Book Review: All But My Life
I recently had an opportunity to hear Gerda Weissman Klein speak of her experiences as a Holocaust survivor. You may remember Ms. Klein from the HBO Film based upon her startling story, which won an Academy Award. As a pampered, fifteen year-old Jewish girl in 1939, her idyllic family life came to an abrupt halt when the Nazis rolled into their small Polish town.
For a short period of time, her family was permitted to remain in their house, albeit in the basement. Over time, her family unravelled, shipped off one at a time. Her beloved brother, Arthur. Her father. Her mother. All disappeared, never to be seen again. By 1942, she began her journey through a series of increasingly harsh slave-labor camps, using an ability to speak German and a quickly acquired expertise on garment looms. Only through a series of fortuitous coincidences, sacrifices of friends, and even a few benefactors among her captors, was she able to survive the factories.

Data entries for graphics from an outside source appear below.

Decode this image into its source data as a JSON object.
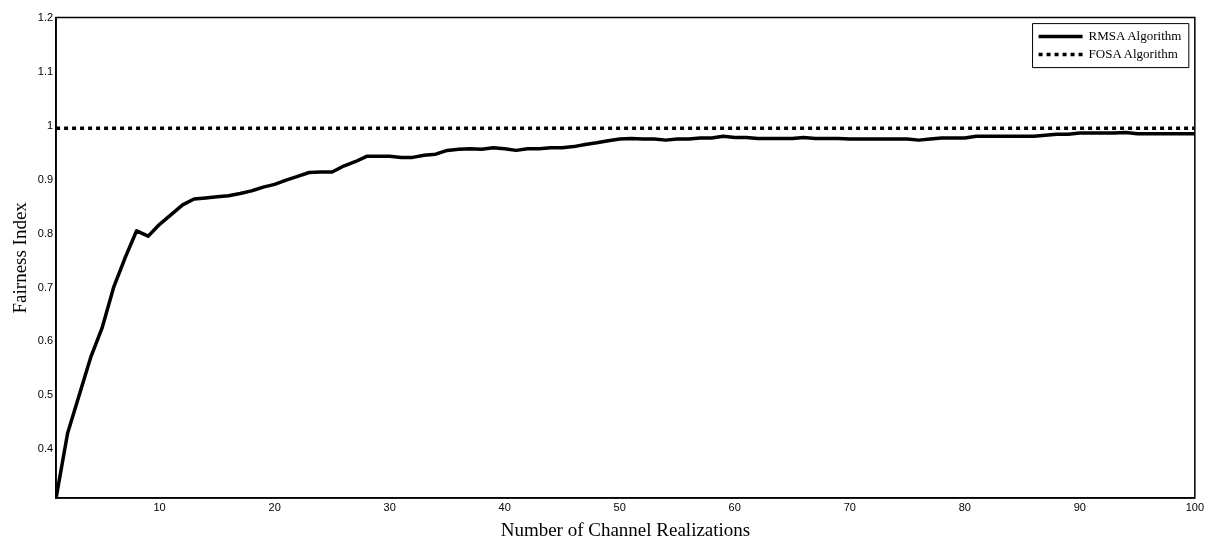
{
  "chart_data": {
    "type": "line",
    "xlabel": "Number of Channel Realizations",
    "ylabel": "Fairness Index",
    "x": [
      1,
      2,
      3,
      4,
      5,
      6,
      7,
      8,
      9,
      10,
      11,
      12,
      13,
      14,
      15,
      16,
      17,
      18,
      19,
      20,
      21,
      22,
      23,
      24,
      25,
      26,
      27,
      28,
      29,
      30,
      31,
      32,
      33,
      34,
      35,
      36,
      37,
      38,
      39,
      40,
      41,
      42,
      43,
      44,
      45,
      46,
      47,
      48,
      49,
      50,
      51,
      52,
      53,
      54,
      55,
      56,
      57,
      58,
      59,
      60,
      61,
      62,
      63,
      64,
      65,
      66,
      67,
      68,
      69,
      70,
      71,
      72,
      73,
      74,
      75,
      76,
      77,
      78,
      79,
      80,
      81,
      82,
      83,
      84,
      85,
      86,
      87,
      88,
      89,
      90,
      91,
      92,
      93,
      94,
      95,
      96,
      97,
      98,
      99,
      100
    ],
    "series": [
      {
        "name": "RMSA Algorithm",
        "color": "#000000",
        "line_style": "solid",
        "values": [
          0.31,
          0.43,
          0.5,
          0.57,
          0.625,
          0.7,
          0.755,
          0.805,
          0.795,
          0.817,
          0.835,
          0.853,
          0.864,
          0.866,
          0.868,
          0.87,
          0.874,
          0.879,
          0.886,
          0.891,
          0.899,
          0.906,
          0.913,
          0.914,
          0.914,
          0.925,
          0.933,
          0.943,
          0.943,
          0.943,
          0.941,
          0.941,
          0.945,
          0.947,
          0.954,
          0.956,
          0.957,
          0.956,
          0.959,
          0.957,
          0.954,
          0.957,
          0.957,
          0.959,
          0.959,
          0.961,
          0.965,
          0.968,
          0.972,
          0.975,
          0.976,
          0.975,
          0.975,
          0.973,
          0.975,
          0.975,
          0.977,
          0.977,
          0.98,
          0.978,
          0.978,
          0.976,
          0.976,
          0.976,
          0.976,
          0.978,
          0.976,
          0.976,
          0.976,
          0.975,
          0.975,
          0.975,
          0.975,
          0.975,
          0.975,
          0.973,
          0.975,
          0.977,
          0.977,
          0.977,
          0.98,
          0.98,
          0.98,
          0.98,
          0.98,
          0.98,
          0.982,
          0.984,
          0.984,
          0.986,
          0.986,
          0.986,
          0.986,
          0.987,
          0.985,
          0.985,
          0.985,
          0.985,
          0.985,
          0.985
        ]
      },
      {
        "name": "FOSA Algorithm",
        "color": "#000000",
        "line_style": "dotted",
        "x": [
          1,
          100
        ],
        "values": [
          0.995,
          0.995
        ]
      }
    ],
    "xlim": [
      1,
      100
    ],
    "xticks": [
      10,
      20,
      30,
      40,
      50,
      60,
      70,
      80,
      90,
      100
    ],
    "ylim": [
      0.31,
      1.2
    ],
    "yticks": [
      0.4,
      0.5,
      0.6,
      0.7,
      0.8,
      0.9,
      1,
      1.1,
      1.2
    ],
    "grid": false,
    "legend": "top right",
    "marker": "none"
  }
}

By 1945, the Nazis were on the run and their prisoners were forced to move back into Germany. Stripped of all possessions except for some photographs tucked into her ski boots (which her father had presciently demanded she wear the summer she left home), she survived the 350-mile winter "death march". Only 120 of 2000 girls survived the forced march and Gerda herself was liberated by American soldiers only hours from death: she weighed 68 pounds when Lt. Kurt Klein, who was to become her husband, rolled into town.
There are few, if any, more compelling first-person stories of survival against all odds. Perhaps John Ransom's Andersonville Diary qualifies. But those who are unfamiliar with the concept of true evil would do well to read Gerda's unbelievable story of human spirit, and courage without measure.